Studio album by Mad at the World
- Released: 1993
- Recorded: MATW Studios Huntington Beach, CA; Rose Studios (drum tracks only)
- Genre: Christian rock, alternative rock
- Length: 35:17
- Language: English
- Label: Frontline Records
- Producer: Roger Rose

Mad at the World chronology
| Through the Forest (1992) | The Ferris Wheel (1993) | The Dreamland Café (1995) |

= The Ferris Wheel (album) =

The Ferris Wheel is the sixth studio album by American Christian rock band Mad at the World. More of an alternative album than their previous three, it jettisoned the hard rock sound they had become known for and incorporated more of a Beatles-esque sound.

== History ==

Inside sleeve of disc showing new bandmembers.

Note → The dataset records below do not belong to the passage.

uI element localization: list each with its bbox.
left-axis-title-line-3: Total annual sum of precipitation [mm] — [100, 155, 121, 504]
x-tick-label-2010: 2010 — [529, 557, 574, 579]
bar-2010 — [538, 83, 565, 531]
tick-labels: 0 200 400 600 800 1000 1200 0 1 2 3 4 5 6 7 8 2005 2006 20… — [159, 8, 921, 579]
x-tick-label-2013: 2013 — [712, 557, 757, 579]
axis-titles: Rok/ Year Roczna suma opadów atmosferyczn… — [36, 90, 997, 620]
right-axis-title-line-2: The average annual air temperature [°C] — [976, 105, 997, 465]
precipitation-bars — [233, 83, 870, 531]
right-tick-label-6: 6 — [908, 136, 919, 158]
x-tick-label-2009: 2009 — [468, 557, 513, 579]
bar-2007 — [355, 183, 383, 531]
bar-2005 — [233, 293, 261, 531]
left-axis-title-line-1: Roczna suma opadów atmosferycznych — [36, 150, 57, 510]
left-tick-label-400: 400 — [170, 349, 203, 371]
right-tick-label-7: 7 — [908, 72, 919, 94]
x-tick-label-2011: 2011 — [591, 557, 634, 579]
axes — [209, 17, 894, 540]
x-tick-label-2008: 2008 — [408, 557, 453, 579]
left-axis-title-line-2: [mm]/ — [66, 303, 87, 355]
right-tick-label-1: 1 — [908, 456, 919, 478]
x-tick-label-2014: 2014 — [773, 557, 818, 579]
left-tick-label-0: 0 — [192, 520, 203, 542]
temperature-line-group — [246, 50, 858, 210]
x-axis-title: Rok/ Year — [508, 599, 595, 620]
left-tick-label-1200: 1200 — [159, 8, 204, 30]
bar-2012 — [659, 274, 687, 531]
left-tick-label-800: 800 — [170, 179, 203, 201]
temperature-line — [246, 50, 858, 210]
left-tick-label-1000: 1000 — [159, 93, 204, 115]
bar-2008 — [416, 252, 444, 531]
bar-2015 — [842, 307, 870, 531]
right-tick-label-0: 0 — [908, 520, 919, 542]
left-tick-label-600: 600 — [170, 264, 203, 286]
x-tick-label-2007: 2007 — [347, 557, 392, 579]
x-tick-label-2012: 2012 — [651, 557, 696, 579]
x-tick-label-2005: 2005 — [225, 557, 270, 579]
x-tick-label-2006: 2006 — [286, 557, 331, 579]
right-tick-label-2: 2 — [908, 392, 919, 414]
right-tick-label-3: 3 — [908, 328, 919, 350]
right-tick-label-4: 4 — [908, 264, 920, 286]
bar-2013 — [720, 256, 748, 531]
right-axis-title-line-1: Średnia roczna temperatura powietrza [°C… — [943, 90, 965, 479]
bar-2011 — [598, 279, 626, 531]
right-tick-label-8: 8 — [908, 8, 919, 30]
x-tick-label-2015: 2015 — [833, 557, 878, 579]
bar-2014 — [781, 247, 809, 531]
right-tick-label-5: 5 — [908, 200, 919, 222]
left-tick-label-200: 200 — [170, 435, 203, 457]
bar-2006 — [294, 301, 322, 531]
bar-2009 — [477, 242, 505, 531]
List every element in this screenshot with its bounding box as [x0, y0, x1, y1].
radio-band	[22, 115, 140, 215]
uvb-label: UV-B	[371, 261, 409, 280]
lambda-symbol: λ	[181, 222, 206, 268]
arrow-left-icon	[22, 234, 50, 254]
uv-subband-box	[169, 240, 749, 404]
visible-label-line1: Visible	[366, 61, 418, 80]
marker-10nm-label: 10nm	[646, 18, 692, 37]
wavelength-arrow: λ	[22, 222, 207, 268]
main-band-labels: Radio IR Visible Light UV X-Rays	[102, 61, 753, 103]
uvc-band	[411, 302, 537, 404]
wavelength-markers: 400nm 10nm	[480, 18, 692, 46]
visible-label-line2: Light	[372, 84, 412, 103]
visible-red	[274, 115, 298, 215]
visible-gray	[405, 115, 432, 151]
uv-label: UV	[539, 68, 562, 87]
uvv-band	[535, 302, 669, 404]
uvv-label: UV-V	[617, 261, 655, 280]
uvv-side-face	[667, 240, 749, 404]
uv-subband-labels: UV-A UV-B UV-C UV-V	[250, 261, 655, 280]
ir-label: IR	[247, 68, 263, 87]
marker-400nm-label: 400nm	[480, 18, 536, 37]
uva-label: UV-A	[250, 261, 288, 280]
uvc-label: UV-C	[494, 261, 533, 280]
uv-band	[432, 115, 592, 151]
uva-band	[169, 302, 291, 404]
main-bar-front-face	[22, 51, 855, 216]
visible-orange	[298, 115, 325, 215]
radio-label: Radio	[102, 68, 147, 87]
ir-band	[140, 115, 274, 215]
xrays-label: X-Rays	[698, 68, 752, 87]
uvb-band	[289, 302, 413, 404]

1993 saw the release of The Ferris Wheel. This was the first disc to feature Ben Jacobs on guitar and Mike Link on bass. They joined that year to replace Mike Pendleton and Brent Gordon. The two were in Randy's solo band, Rose, and while Roger was trying to decide whether to pursue a solo career or find new band members, they were suggested by Randy as good replacements.
The band's style changed radically on this disc, going from the hard rock of the previous three discs to a more retro, power pop, Beatles-esque sound.
In the liner notes for the disc, Roger writes; "Extra Special Thanks To: Brent Gordon and Mike Pendleton for your friendship, years of hard work and musical contribution to M.A.T.W. with such little reward."

At 35 minutes and 17 seconds, this is the band's shortest album.

Although Roger has stated that Mad At The World. was the band's first and last disc not recorded entirely at Roger's home studio, the drum tracks for The Ferris Wheel, just like Through the Forest were recorded at Randy's studio, Rose Studios.

==Track listing==
All songs written by Roger Rose, except "When Life Has A Plan" and "Going Nowhere Again" written by Randy Rose, and "The Love" and "No Secrets" written by Randy, Roger and Danny Rose.
1. "Not the Same" - 3:36
2. "Eyes of Heaven" - 3:15
3. "Jesus Lead Me" - 3:35
4. "No Secrets" - 3:29
5. "When Life Has a Plan" - 3:16
6. "Going Nowhere Again" - 3:36
7. "Losing Game" - 4:03
8. "All My Life" - 4:04
9. "The Love" - 3:35
10. "Inside of Heaven's Gate" - 2:41

==Personnel==
- Roger Rose - Vocals, guitars, keyboards
- Randy Rose - Vocals, drums and percussion
- Mike Link - Bass
- Ben Jacobs - Guitar
- Ray Rose - Bass on "When Life Has A Plan", "Going Nowhere Again" and "The Love"

Ray Rose, Roger and Randy's older brother, was not an actual member of the band but did play bass on three songs.

==Video==
This is the only disc for which a promotional video was filmed, for "Eyes Of Heaven". Available in QuickTime, it can be downloaded from the band's website.